Rhabdomyosarcoma (RMS) is the most common soft tissue cancer in children. Treatment outcomes, particularly for relapsed/refractory or metastatic disease, have not improved in decades. The current lack of novel therapies and low tumor mutational burden suggest that chimeric antigen receptor (CAR) T-cell therapy could be a promising approach to treating RMS. Previous work identified FGF receptor 4 (FGFR4, CD334) as being specifically upregulated in RMS, making it a candidate target for CAR T cells. We tested the feasibility of an FGFR4-targeted CAR for treating RMS using an NSG mouse with RH30 orthotopic (intramuscular) tumors. The first barrier we noted was that RMS tumors produce a collagen-rich stroma, replete with immunosuppressive myeloid cells, when T-cell therapy is initiated. This stromal response is not seen in tumor-only xenografts. When scFV-based binders were selected from phage display, CARs targeting FGFR4 were not effective until our screening approach was refined to identify binders to the membrane-proximal domain of FGFR4. Having improved the CAR, we devised a pharmacologic strategy to augment CAR T-cell activity by inhibiting the myeloid component of the T-cell-induced tumor stroma. The combined treatment of mice with anti-myeloid polypharmacy (targeting CSF1R, IDO1, iNOS, TGFbeta, PDL1, MIF, and myeloid misdifferentiation) allowed FGFR4 CAR T cells to successfully clear orthotopic RMS tumors, demonstrating that RMS tumors, even with very low copy-number targets, can be targeted by CAR T cells upon reversal of an immunosuppressive microenvironment.

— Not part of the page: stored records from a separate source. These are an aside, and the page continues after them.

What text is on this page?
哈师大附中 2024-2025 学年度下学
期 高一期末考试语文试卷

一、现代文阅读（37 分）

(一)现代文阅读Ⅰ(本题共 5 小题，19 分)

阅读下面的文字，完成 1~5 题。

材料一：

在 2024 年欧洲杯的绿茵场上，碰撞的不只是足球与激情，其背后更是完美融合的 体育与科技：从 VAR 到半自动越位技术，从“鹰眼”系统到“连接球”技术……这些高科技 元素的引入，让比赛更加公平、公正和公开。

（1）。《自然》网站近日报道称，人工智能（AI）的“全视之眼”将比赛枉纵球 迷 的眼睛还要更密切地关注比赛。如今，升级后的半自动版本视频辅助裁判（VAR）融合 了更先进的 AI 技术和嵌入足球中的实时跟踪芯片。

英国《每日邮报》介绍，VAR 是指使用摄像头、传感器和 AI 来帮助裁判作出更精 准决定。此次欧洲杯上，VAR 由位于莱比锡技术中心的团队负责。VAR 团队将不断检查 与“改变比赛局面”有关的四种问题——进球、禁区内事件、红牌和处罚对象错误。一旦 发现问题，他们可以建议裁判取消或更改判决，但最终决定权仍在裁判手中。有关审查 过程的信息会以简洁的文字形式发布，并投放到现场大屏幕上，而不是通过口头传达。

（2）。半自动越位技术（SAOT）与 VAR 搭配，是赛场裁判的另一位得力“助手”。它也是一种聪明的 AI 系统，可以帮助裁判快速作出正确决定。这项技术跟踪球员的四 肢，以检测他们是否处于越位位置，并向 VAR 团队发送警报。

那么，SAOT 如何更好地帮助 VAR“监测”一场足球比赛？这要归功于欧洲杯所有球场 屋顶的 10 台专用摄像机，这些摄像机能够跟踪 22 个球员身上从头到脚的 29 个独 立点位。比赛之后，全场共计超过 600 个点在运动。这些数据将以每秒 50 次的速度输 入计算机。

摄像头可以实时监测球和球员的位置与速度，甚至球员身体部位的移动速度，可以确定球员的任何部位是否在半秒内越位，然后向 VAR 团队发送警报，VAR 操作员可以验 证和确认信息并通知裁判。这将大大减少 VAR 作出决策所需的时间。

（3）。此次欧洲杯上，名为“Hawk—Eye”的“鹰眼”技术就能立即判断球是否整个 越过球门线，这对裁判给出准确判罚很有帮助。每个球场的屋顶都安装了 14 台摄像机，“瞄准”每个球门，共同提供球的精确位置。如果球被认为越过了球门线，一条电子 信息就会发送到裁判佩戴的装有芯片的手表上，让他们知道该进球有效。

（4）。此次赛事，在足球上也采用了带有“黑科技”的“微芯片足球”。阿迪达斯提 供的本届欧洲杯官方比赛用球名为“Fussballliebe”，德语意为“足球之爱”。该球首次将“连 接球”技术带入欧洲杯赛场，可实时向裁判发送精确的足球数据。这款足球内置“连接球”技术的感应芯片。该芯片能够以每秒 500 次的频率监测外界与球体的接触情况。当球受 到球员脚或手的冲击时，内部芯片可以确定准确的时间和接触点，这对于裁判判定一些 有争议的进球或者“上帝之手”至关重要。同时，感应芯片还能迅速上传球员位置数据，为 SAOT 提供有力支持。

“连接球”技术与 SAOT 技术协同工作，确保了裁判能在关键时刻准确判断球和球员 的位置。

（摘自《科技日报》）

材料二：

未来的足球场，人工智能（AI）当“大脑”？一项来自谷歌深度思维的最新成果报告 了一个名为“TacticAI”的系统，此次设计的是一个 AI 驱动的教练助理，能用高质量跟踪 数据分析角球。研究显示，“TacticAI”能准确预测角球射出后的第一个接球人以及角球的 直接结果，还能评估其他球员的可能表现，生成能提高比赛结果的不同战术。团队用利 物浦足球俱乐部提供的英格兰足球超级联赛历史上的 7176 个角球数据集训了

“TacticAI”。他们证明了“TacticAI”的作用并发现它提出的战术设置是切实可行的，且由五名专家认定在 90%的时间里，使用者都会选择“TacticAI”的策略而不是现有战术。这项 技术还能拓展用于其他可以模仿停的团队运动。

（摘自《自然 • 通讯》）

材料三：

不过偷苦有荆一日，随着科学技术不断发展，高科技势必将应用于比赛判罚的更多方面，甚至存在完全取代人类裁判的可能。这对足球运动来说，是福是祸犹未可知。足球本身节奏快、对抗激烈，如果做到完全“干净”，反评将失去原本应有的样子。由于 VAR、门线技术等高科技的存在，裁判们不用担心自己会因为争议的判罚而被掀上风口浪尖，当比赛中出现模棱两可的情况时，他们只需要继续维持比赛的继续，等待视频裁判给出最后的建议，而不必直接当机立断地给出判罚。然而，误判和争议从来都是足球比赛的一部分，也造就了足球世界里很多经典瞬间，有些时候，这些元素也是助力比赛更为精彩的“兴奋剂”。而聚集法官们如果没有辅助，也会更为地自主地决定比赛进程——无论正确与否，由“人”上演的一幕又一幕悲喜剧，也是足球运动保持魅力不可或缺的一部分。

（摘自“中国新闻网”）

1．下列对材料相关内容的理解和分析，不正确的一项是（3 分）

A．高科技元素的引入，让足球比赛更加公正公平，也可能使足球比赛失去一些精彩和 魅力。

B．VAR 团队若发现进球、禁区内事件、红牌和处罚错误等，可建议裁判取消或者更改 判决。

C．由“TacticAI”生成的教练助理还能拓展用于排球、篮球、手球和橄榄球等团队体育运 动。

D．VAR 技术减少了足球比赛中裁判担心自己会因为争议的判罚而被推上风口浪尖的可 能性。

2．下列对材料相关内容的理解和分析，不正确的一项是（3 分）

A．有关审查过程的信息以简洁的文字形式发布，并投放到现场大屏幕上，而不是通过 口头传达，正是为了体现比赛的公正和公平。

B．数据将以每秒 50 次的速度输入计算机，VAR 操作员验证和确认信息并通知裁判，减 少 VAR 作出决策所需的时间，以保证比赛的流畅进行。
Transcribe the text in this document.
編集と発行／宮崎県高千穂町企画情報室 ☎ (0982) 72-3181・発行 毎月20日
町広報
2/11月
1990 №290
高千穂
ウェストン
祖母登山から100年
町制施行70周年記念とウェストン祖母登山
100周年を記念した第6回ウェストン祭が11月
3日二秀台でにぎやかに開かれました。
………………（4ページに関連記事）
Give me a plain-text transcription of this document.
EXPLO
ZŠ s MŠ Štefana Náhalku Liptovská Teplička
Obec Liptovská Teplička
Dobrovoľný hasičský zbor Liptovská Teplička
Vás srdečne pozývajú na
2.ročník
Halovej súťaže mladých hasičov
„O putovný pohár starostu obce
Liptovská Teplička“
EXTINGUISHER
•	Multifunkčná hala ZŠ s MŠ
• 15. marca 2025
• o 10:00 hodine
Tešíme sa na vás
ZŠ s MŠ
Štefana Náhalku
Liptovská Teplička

横纹肌肉瘤(RMS)是儿童中最常见的软组织癌。几十年来,治疗结果,特别是对于复发/难治性或转移性疾病,并没有改善。目前缺乏新的治疗方法和低肿瘤突变负担表明,嵌合抗原受体(CAR)T 细胞疗法可能是治疗 RMS 的一种有前途的方法。以前的工作表明,成纤维细胞生长因子受体 4(FGFR4,CD334)在 RMS 中特异性上调,使其成为 CAR T 细胞的候选靶点。我们使用 RH30 原位(肌肉内)肿瘤的 NSG 小鼠测试了针对 RMS 的 FGFR4 靶向 CAR 的可行性。我们注意到的第一个障碍是,当开始 T 细胞治疗时,RMS 肿瘤会产生富含胶原蛋白的基质,其中充满了具有免疫抑制作用的髓样细胞,而在仅存在肿瘤的异种移植物中则不会出现这种基质反应。当从噬菌体展示中选择 scFV 基结合物时,靶向 FGFR4 的 CAR 直到我们的筛选方法得到改进以鉴定针对 FGFR4 膜近端结构域的结合物时才有效。在改进了 CAR 之后,我们设计了一种药理学策略,通过抑制 T 细胞诱导的肿瘤基质中的髓样细胞成分来增强 CAR T 细胞的活性。用抗髓样多药物(靶向 CSF1R、IDO1、iNOS、TGFbeta、PDL1、MIF 和髓样分化异常)联合治疗小鼠,使 FGFR4 CAR T 细胞成功清除了原位 RMS 肿瘤,表明 RMS 肿瘤,即使靶标拷贝数非常低,也可以通过逆转免疫抑制微环境来靶向 CAR T 细胞。